= Paul Radomski =

SS functionary in Nazi Germany

Paul Radomski in the uniform of an Untersturmführer of the Allgemeine SS

Paul Otto von Radomski (21 September 1902 – 14 March 1945) was an SS functionary of Nazi Germany. During World War II, he commanded the Syrets concentration camp in the occupied Ukraine, and the Haidari concentration camp, near Athens, in occupied Greece.

==SS career==
Radomski was an Old Fighter of the Nazi Party, and one of the early companions of the eventual RSHA chief Reinhard Heydrich. Radomski served six months in prison in 1932 for the killing of a left-wing opponent. He was considered brutal, even by his fellow SS officers. At his subsequent trial in Greece, the SS judge, Sturmbannführer Wehser called him a drunkard "primitive in all his thoughts and feelings".

===Syrets concentration camp===
After serving in Stettin, Radomski was appointed commander of the Syrets concentration camp in Kiev. It was situated at the north-western edge of the city, in the place called Syrets, today a suburb of the city. The Syrets concentration camp was created in the spring of 1942. As commander of the Syrets concentration camp he led a terror regime, ordering severe punishments for the smallest infractions, a habit he carried over to his new posting in Greece. His crimes included lethal beatings, using a German shepherd to attack inmates and shooting inmates who were crushed by trees that they were forced to fell and climb.

===Haidari concentration camp===
In the autumn of 1943, Radomski was appointed commandant of Haidari concentration camp, near Athens, Greece. The previous German commandant, Sergeant Rudi Trepte, and his two Greek interpreters had been arrested by the Gestapo, for unknown reasons.

Under Radomski, the camp inmates were put to labour in two four-hour shifts each day except Sundays. The inmates were divided into groups of 100 men, with a hecatontarch in charge of each.

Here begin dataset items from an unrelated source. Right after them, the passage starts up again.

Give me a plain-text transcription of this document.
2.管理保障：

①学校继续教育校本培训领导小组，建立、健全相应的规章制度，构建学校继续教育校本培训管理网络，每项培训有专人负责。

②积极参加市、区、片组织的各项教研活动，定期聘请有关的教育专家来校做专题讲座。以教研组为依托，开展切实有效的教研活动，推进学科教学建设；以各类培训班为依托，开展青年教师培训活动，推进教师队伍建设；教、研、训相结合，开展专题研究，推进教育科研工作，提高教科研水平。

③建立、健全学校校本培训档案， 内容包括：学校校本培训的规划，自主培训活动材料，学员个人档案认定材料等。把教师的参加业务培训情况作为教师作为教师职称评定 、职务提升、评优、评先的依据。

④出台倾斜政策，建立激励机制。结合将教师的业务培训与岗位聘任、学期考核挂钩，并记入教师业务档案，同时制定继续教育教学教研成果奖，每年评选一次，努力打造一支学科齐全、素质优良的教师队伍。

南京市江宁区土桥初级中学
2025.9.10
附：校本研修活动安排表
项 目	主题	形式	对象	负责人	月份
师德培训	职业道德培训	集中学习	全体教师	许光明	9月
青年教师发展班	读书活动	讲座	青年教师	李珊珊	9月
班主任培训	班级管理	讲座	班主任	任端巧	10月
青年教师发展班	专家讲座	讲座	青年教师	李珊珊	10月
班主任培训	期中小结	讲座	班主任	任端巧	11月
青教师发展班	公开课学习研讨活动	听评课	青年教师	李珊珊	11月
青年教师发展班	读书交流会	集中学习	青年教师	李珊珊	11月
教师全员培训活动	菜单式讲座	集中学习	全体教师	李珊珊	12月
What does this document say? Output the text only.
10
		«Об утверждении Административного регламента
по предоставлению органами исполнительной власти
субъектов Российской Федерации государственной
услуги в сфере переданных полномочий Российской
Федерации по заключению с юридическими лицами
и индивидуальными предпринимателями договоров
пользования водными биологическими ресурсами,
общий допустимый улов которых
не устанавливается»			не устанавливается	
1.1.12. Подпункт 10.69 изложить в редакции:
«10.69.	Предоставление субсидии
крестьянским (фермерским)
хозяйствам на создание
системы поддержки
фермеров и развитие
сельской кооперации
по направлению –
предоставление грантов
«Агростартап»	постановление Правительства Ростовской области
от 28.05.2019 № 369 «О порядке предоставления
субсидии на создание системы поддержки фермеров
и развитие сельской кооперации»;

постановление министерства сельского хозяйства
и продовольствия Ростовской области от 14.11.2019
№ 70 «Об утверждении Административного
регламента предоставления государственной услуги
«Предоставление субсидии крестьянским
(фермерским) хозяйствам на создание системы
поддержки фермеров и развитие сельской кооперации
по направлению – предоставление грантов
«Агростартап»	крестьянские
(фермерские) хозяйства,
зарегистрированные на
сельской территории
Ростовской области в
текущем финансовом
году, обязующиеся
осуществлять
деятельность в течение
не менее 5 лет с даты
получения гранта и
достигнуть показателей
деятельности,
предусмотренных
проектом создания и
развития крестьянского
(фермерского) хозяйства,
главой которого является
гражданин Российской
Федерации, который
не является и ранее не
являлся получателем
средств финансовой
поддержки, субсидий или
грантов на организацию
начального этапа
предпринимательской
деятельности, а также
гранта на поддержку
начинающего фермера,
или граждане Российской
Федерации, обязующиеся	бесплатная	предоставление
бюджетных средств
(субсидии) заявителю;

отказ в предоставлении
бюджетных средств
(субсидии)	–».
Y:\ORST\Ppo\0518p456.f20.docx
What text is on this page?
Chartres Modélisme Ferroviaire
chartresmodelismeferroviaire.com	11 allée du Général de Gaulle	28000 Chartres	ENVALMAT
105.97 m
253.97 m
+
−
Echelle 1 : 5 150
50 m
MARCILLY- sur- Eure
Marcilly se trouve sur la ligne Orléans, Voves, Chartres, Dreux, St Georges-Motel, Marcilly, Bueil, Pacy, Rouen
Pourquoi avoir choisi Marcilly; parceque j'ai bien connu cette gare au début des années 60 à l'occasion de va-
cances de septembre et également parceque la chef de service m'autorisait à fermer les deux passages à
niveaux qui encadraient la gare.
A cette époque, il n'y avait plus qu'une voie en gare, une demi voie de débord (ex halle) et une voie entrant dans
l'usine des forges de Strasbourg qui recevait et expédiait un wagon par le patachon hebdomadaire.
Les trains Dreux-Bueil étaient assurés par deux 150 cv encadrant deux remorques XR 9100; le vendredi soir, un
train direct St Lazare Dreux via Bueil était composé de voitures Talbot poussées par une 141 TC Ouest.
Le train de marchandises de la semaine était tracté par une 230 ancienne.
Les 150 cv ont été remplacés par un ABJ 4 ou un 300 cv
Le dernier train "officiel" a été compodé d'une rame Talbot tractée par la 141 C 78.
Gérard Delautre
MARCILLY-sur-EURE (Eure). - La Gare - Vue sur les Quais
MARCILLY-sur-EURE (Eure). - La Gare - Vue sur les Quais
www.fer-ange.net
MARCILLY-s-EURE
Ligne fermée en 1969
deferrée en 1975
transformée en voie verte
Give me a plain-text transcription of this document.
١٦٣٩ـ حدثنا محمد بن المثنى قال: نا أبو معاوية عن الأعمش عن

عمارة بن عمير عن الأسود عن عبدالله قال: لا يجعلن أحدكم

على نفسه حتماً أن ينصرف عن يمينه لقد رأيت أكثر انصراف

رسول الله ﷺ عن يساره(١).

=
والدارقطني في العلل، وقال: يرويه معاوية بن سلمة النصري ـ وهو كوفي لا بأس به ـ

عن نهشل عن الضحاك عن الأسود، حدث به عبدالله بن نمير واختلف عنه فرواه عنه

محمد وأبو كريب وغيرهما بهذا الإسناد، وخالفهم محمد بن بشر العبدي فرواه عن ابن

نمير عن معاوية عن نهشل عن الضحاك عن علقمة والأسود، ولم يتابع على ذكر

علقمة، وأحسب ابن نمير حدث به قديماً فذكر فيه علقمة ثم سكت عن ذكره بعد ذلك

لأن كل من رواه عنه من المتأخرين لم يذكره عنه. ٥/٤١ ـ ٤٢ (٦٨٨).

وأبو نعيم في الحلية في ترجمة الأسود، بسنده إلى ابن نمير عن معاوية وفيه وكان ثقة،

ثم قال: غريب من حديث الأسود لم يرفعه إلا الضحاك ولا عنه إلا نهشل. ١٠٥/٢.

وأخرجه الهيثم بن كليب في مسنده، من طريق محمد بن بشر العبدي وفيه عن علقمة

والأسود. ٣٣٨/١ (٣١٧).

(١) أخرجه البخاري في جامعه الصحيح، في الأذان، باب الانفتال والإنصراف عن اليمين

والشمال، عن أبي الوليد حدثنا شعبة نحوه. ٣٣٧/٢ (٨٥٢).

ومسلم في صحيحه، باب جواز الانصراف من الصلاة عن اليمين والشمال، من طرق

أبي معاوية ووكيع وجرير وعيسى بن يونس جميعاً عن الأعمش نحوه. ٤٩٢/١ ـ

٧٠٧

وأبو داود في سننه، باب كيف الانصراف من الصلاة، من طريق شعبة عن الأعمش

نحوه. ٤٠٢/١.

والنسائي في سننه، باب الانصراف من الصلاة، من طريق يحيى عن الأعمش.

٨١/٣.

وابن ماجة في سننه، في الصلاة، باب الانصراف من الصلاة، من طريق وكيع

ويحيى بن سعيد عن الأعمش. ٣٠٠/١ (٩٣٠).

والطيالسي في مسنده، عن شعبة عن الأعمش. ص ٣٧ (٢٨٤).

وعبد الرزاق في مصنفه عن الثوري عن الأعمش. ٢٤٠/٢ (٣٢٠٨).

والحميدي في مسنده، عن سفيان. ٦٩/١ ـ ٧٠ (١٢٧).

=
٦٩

However, the labour was not intended for any productive purposes, but merely to break the prisoners' morale: they were made to dig holes and then refill them, build walls and then break them down.

An account by an eyewitness, Constantine Vatikiotis, who was arrested on 26 October 1943, describes Radomski personally executing a Jewish prisoner called Levy, in front of the other prisoners, "for attempting to escape on the day of his arrest". This execution was to serve not only as a warning to the others, but, according to post-war psychological research, to "put the inmates in constant fear of their lives". Vatikiotis estimated that in the few months he was at Haidari some 2,000 people were executed. Another 300 died as a result of torture either at Haidari or in the Gestapo headquarters at Merlin street in central Athens. These numbers included 30 women, 104 invalids, and 230 students.

On 17 February 1944, after a drunken birthday party, Radomski threatened to shoot his own adjutant for losing his room keys. As a result of this action he was brought before an SS tribunal, demoted, and sentenced to six months in prison. Radomski was later sent to serve in Riga, Generalbezirk Lettland. He was replaced at Haidari by Lieutenant Karl Fischer.

After the war, track of Radomski was lost until 2005, when the Hamburg prosecutor announced that the Ukrainian authorities, investigating crimes in the Syrets concentration camp, had reported that Radomski had died on 14 March 1945 in the vicinity of Székesfehérvár in Hungary.